== Default Configuration

When you create a resource server, {{book.project.name}} creates a default configuration to your newly created resource server.

The default configuration consists of:

* A default protected resource representing all resources in your application.
* A policy that grants access only for users within the same _realm_ as the resource server.
* A permission that governs access to all resources based on the default policy.

The default protected resource is called *Default Resource* and you can see it if you click on the `Resources` tab.

.Default Resource
image:../../images/resource-server/default-resource.png[alt="Default Resource"]

This resource defines a `Type` `urn:my-resource-server:resources:default` and an `URI` `/*`. Here, the `URI` field defines a
wildcard pattern that tells {{book.project.name}} that this resource represents all the paths in your application. In other words,
when enabling link:../enforcer/overview.html[Policy Enforcement] to your application, all the permissions associated with the resource
will be checked before granting access.

The default policy is called *Only From Realm Policy* and you can see it if you click on the `Policies` tab.

.Default Policy
image:../../images/resource-server/default-policy.png[alt="Default Policy"]

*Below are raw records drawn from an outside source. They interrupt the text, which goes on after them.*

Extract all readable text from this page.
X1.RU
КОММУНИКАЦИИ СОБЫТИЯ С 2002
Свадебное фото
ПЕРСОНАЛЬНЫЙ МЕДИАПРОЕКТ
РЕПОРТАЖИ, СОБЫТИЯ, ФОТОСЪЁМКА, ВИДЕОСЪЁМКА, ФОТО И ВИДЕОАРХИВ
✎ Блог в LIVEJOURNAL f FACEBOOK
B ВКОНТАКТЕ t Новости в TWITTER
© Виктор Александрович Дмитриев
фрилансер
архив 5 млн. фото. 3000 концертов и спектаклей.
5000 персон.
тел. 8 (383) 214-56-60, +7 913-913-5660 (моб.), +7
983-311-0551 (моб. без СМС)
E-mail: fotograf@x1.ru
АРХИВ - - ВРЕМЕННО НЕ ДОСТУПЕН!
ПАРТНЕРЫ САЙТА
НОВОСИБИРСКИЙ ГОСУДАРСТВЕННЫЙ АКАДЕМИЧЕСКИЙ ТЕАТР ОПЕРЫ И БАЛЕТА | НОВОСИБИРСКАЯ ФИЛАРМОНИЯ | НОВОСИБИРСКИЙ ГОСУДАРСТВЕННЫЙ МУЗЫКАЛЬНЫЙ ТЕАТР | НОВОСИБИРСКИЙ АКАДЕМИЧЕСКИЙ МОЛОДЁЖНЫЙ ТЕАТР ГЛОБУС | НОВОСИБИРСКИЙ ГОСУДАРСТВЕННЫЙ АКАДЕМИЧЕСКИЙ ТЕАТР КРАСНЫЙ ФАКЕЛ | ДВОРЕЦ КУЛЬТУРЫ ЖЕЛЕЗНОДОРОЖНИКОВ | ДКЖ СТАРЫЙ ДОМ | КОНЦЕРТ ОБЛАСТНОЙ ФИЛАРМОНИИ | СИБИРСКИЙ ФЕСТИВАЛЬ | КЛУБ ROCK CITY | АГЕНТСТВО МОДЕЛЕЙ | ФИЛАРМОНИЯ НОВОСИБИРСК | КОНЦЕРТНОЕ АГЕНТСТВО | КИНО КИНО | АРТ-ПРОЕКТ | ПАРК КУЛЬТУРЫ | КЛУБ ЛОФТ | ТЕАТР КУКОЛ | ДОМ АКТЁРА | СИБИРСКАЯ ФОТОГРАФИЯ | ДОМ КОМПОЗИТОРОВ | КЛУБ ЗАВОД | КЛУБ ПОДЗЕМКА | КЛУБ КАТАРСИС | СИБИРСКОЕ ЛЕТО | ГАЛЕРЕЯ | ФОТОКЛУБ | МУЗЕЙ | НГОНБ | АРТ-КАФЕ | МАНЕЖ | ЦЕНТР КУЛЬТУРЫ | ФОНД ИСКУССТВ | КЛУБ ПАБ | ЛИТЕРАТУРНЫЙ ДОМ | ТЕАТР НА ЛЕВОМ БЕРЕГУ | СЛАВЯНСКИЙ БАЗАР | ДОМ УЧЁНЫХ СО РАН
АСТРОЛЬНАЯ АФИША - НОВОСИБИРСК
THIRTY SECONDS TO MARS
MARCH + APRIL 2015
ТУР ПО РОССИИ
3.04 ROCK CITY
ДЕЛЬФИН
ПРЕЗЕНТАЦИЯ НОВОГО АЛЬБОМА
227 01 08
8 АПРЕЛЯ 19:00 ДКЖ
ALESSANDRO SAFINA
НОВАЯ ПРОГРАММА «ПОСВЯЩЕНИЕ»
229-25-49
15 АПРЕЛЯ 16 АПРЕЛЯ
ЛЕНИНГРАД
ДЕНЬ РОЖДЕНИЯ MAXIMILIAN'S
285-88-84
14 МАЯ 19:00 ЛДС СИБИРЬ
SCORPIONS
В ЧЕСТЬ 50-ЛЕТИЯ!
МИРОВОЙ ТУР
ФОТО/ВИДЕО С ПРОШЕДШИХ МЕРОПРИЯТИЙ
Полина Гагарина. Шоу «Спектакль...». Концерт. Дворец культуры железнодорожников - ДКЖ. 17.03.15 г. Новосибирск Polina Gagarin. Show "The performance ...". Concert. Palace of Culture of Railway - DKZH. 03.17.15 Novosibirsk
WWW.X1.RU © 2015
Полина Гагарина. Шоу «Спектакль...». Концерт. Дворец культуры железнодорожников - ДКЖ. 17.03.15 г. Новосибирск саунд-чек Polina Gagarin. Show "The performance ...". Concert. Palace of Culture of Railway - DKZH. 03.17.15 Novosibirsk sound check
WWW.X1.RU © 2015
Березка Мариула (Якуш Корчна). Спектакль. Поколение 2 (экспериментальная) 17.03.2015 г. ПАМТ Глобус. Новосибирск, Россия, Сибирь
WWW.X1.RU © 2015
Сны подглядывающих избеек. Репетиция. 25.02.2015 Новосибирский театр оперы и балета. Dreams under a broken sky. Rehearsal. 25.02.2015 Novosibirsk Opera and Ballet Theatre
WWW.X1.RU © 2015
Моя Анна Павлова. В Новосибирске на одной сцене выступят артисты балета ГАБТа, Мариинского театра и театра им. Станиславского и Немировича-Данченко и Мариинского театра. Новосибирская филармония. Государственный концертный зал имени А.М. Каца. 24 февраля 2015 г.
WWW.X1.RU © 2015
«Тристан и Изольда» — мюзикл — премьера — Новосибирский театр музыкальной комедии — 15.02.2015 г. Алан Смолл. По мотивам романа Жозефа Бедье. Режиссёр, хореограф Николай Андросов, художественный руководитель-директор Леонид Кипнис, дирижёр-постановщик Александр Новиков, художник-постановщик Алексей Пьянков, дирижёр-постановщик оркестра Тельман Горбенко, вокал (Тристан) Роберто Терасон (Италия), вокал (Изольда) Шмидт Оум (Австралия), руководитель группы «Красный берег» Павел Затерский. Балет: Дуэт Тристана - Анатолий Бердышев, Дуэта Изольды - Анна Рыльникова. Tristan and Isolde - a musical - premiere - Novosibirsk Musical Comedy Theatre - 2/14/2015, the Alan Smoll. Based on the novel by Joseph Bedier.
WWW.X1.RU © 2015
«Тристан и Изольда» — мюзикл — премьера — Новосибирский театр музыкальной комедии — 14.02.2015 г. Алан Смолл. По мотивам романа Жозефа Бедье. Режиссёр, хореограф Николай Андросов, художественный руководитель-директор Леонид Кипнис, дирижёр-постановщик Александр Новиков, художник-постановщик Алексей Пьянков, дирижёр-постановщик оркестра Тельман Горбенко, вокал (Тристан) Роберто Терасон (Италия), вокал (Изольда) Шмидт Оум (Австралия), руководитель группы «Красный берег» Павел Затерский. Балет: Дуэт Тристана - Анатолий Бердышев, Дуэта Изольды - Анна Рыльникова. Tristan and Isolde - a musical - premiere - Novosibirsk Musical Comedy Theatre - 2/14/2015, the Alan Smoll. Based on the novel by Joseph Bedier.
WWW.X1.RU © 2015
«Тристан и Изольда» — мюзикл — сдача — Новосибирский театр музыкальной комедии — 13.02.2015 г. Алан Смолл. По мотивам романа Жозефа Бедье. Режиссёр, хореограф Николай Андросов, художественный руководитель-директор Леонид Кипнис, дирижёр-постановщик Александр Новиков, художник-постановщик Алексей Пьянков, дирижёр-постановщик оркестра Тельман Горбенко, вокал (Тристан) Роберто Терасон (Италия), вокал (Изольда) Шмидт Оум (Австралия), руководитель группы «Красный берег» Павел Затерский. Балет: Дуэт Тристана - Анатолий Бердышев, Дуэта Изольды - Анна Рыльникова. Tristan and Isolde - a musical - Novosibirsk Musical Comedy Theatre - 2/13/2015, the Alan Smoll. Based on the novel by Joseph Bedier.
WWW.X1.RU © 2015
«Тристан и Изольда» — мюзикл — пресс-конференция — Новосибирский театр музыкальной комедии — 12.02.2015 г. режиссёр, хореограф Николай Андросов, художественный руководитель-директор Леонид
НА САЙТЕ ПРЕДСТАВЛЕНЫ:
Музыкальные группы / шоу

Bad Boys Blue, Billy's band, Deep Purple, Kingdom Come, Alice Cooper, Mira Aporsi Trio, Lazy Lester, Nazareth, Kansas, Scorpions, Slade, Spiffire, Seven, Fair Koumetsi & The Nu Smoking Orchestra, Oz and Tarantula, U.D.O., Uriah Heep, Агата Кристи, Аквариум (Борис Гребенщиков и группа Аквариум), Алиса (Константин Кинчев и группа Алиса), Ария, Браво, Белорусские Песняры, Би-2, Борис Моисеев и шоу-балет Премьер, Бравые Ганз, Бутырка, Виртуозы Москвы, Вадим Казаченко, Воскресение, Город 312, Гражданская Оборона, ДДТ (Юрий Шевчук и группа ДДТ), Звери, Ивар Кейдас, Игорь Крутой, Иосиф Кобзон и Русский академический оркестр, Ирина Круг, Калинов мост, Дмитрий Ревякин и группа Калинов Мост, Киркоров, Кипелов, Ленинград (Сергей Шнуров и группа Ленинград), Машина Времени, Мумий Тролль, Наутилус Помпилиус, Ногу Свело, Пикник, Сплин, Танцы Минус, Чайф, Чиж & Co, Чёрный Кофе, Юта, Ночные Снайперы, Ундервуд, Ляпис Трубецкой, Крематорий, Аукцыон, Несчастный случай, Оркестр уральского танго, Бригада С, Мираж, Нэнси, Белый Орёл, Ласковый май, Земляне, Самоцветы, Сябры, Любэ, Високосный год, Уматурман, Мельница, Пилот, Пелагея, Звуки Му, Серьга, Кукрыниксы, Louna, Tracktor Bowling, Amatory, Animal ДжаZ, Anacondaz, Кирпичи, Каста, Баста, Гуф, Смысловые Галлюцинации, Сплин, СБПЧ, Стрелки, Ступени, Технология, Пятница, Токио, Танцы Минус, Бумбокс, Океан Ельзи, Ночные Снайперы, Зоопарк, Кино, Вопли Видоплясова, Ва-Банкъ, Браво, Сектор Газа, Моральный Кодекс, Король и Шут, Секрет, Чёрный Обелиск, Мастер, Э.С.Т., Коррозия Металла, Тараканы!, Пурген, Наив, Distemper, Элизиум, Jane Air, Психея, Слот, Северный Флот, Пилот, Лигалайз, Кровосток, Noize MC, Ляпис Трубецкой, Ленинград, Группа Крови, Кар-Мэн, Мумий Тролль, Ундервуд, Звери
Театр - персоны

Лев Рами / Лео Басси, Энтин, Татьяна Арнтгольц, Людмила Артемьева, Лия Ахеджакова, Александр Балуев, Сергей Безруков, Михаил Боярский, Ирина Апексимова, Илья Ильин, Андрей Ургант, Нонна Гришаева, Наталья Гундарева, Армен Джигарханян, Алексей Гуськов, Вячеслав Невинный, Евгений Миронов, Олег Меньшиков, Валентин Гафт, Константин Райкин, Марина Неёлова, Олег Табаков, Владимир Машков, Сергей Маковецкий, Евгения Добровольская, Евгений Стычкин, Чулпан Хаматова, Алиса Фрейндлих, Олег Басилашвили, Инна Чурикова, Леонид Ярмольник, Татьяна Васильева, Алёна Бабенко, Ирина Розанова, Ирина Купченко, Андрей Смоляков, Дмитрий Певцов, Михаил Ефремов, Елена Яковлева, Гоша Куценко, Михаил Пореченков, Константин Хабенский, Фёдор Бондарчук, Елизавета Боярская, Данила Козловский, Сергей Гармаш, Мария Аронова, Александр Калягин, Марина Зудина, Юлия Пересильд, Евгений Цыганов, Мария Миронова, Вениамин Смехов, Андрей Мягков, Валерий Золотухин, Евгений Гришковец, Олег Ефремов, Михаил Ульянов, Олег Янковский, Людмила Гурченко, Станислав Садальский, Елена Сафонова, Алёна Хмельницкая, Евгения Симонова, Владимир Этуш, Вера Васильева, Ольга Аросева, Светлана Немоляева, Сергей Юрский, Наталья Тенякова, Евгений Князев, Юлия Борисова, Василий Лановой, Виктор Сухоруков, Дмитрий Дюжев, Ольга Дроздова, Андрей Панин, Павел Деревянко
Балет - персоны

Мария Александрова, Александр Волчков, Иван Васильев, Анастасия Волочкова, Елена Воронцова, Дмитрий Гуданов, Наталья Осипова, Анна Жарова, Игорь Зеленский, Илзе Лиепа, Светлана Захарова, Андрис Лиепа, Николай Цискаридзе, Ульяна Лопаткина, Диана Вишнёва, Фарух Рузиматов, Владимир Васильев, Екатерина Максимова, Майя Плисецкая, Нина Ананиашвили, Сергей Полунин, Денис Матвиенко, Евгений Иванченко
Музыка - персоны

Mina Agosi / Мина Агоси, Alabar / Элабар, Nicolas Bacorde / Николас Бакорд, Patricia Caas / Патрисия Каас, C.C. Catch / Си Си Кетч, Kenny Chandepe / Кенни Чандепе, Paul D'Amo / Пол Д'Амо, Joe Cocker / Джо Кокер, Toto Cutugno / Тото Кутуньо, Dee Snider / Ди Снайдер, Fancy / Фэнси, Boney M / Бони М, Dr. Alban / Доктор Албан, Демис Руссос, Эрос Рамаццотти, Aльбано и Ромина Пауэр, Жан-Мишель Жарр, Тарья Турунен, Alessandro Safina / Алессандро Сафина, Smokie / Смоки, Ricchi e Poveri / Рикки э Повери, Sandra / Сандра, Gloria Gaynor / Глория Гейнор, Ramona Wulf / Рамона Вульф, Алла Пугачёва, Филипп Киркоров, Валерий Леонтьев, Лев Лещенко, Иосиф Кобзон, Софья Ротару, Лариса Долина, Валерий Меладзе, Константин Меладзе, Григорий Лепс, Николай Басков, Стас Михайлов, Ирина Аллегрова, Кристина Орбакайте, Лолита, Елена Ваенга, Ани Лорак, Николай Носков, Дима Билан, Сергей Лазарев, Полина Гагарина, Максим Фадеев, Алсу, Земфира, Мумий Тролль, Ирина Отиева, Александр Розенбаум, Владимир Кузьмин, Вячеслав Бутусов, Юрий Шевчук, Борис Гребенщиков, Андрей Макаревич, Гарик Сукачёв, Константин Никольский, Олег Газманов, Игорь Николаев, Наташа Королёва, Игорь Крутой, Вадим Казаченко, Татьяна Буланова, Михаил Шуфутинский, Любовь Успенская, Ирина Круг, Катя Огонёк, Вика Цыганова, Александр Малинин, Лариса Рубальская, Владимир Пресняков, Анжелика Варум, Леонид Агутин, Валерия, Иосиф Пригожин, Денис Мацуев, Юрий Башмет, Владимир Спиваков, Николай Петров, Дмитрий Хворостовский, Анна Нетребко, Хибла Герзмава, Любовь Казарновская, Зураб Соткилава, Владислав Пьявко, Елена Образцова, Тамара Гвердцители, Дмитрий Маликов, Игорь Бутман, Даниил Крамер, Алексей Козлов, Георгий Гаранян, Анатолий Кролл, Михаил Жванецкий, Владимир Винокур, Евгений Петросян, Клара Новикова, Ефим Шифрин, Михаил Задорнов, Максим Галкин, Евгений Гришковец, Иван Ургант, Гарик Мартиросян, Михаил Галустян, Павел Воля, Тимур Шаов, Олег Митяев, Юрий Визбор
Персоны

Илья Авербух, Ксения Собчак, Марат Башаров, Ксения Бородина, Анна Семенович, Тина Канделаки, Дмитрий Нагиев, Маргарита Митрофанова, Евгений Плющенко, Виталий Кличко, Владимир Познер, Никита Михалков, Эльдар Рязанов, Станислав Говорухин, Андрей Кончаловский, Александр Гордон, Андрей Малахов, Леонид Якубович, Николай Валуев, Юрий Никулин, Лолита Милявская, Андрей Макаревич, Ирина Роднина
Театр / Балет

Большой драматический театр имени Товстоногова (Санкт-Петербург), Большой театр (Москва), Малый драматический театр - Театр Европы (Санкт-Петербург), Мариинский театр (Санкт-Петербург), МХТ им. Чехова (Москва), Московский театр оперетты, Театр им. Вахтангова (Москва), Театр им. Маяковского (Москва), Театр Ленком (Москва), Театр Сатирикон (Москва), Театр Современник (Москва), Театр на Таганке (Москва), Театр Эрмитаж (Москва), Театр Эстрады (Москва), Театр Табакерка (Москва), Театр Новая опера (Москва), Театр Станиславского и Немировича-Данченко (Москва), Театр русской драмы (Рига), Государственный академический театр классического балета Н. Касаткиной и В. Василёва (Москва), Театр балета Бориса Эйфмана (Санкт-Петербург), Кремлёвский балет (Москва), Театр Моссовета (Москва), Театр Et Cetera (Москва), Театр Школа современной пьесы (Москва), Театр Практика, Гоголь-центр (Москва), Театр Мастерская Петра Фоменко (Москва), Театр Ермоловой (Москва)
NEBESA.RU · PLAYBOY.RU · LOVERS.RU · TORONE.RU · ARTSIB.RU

This policy is a link:../policy/js-policy.html[JavaScript-Based Policy] defining a condition where only users from the same _realm_ as the
resource server are granted with access. If you click on this policy you'll see that it defines a rule as follows:

```js
var context = $evaluation.getContext();

// using attributes from the evaluation context to obtain the realm
var contextAttributes = context.getAttributes();
var realmName = contextAttributes.getValue('kc.realm.name').asString(0);

// using attributes from the identity to obtain the issuer
var identity = context.getIdentity();
var identityAttributes = identity.getAttributes();
var issuer = identityAttributes.getValue('iss').asString(0);

// only users from the realm have access granted
if (issuer.endsWith(realmName)) {
    $evaluation.grant();
}
```

For last, the default permission is called *Default Permission* and you can see it if you click on the `Permissions` tab.

.Default Permission
image:../../images/resource-server/default-permission.png[alt="Default Permission"]

This permission is a link:../permission/overview.html[Resource-Based Permission], defining that a set of one or more policies should
 be applied to all resources with a given type.

== Post-Configuration Instructions

You are not forced to keep the default configuration if you don't want to. You can remove the default resource, policy and permission any time you want.